Tuesday, January 27, 2009

Digital Television

Digital Television is a technology that resulted from research in 1980s and had developed high definition television pictures. While Digital Television offers improved images and CD quality sound, its main attraction in media market is its ability to compress multiple separate channels into same space used to transmit a single analog channel. As a result the cost of broadcasting is significantly lower.

In contrast to analog television signal systems that are continuously varying voltage to represent the picture, a digital picture is composed of thousands of pixels (picture elements). The digital signal relays numerical information about the location and timing of each pixel as well as its brightness or luminance and its color or chrominance.

Digital transmissions have two key advantages. If properly implemented, they can result in less noise - a digital receiver must simply determine whether or not a bit is present as opposed to the need to interpret small, continuously varying voltage differences as required in analog systems. As a result, satellite link using compression and a digital decoder / receiver can be relayed at almost 4 dB below the power level of an analog signal to achieve a similar or a better quality picture! In addition, digital signals are more amenable than analog to the use of very secure and reasonably priced encryption methods.

Compression methods are used to reduce the data rate in a digital video signal to a fraction of its original value by removing redundancy. Digitally compressed video offers many advantages including nearly error-and ghost free transmission and a dramatic increase in the video capacity of an existing satellite communication channels.

Since it takes a large amount of information or a large bandwidth to just send a television signal, one of the most useful manipulations of the signal is to use a lower data rate “repeat” message to transmit only those portions of the picture that are repeated or redundant and are thus predictable. This is in essence how compression reduces the data required for television images.

Spatial, Temporal or statistical redundancy can occur in repeated parts of a picture and lie within a single frame - a spatial redundancy where, for example, the entire background consists of identical pixels. Temporal redundancy also can occur where the same background is repeated frame after frame. Statistical redundancy refers to those regularly occurring components of the TV signal such as line and frame sync signals.

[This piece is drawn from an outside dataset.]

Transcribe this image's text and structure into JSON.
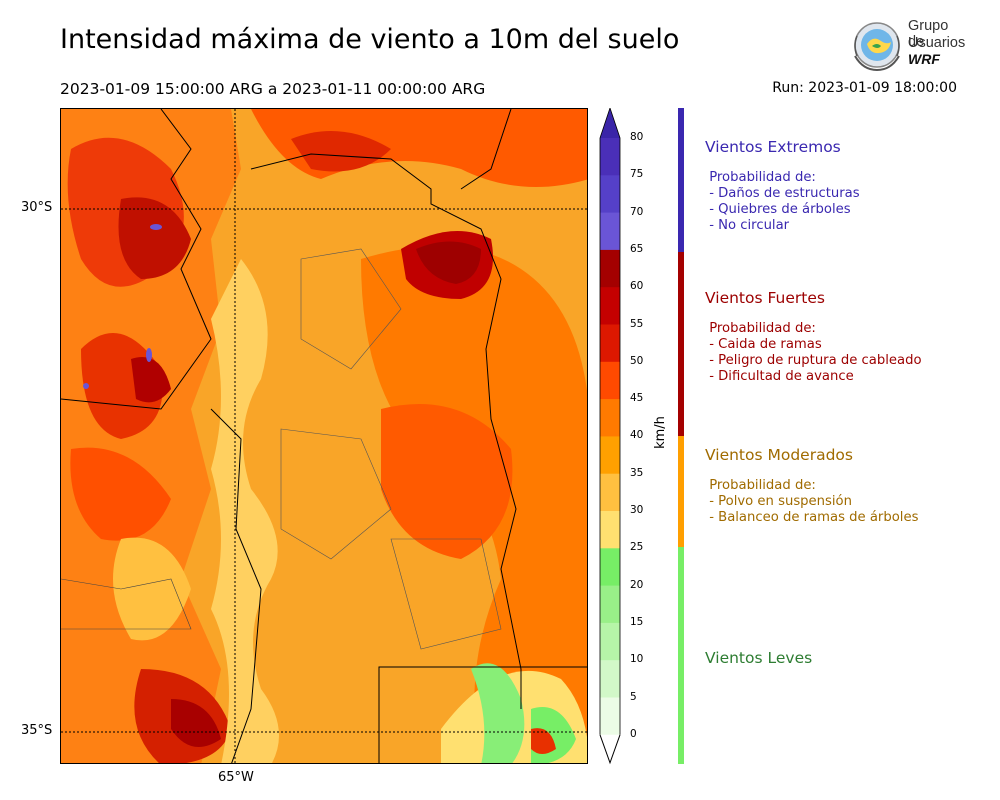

If this redundancy is eliminated then much less information must be transmitted to recreate the television picture at the receiver.

The excess information capacity created in this process can be used to either lower the amount of power required to send the signal, to use less bandwidth to send the signal, to send more television programs or other information within the same bandwidth.

Whereas the picture quality of an analog TV/FM system directly depends on the carrier-to-noise ratio in reception, the picture quality of a digital encoded TV signal is a function of

•The data rate and the compression algorithm, which determine the intrinsic quality of the service

•The nature of the picture (critical or not)

•The quality of the transmission (C/N in reception), which determines the availability threshold of the service (related to the necessary downlink power from the satellite).

Since the intrinsic quality of a digital TV system is only set by the data rate and the compression algorithm, the transmission path is fully transparent when dimensioned correctly. On the other hand, the lower the data rate, the narrower the bandwidth. It is possible to choose the best trade-off between the picture quality, directly related to the necessary power for satellite transmission, and the occupied bandwidth.

When compressed digital TV signals are associated with digital modulation having a limited number of state, such as QPSK with an inner code (convolutional coding / Viterbi decoding) and with an outer code RS (Reed-Solomon), the performance under a clear sky condition, both in terms of necessary power and occupied bandwidth, exceeds that of analog systems having an equivalent picture quality. This quality remains unchanged until the service is interrupted, at some C/N threshold level.

There are many ways to compress video images. To retain compatibility between future digital consumer electronic devices and electronic transmission industries, including cable television, the need arose for a single, worldwide video compression standard. In 1988, The Motion Picture Experts Group (MPEG) was formed as a subcommittee of the joint International Standards Organization (ISO) and the International Electrotechnical Commission (IEC) to establish this standard. Activities of the MPEG group have been concentrated into two areas: MPEG1 and MPEG2.

The second phase of MPEG, called MPEG-2, deals with high-quality coding of possibly interlaced video, of either standard or High Definition Television (HDTV), primarily in the 4 to 15 Mbit/s range. However, it can function at rates up to 100 Mbit/s. A wide range of applications, bit rates, resolutions, signal qualities and services are addressed, including all forms of digital storage media, television (including HDTV), broadcasting and communications. Enhancements introduced in MPEG-2 codecs provide:

•New field and frame prediction modes for interlace scanning

•Improved quantization

•New intra-frame variable length codes (VLC)

•Scaled extension of resolutions for compatibility, hierarchical service and robustness, and

•A new two-layer system for multiplexing and transport that provides high and low priority video packet/cells.

Digital technology for Video Broadcast has been proven over the years. One of the most common systems for compression used today is the MPEG system. This system allows a compression of around two/three to one compression. MPEG 2 allows a compression of ten to one, which permits ten channels of video to fit into a bandwidth earlier occupied by only one analog video.

MPEG4 is upto the time of this writing primarily used for Internet Boardcasts while MPEG3 or MP3 as it is more commpnly known as has become the defacto standard for digital music compression.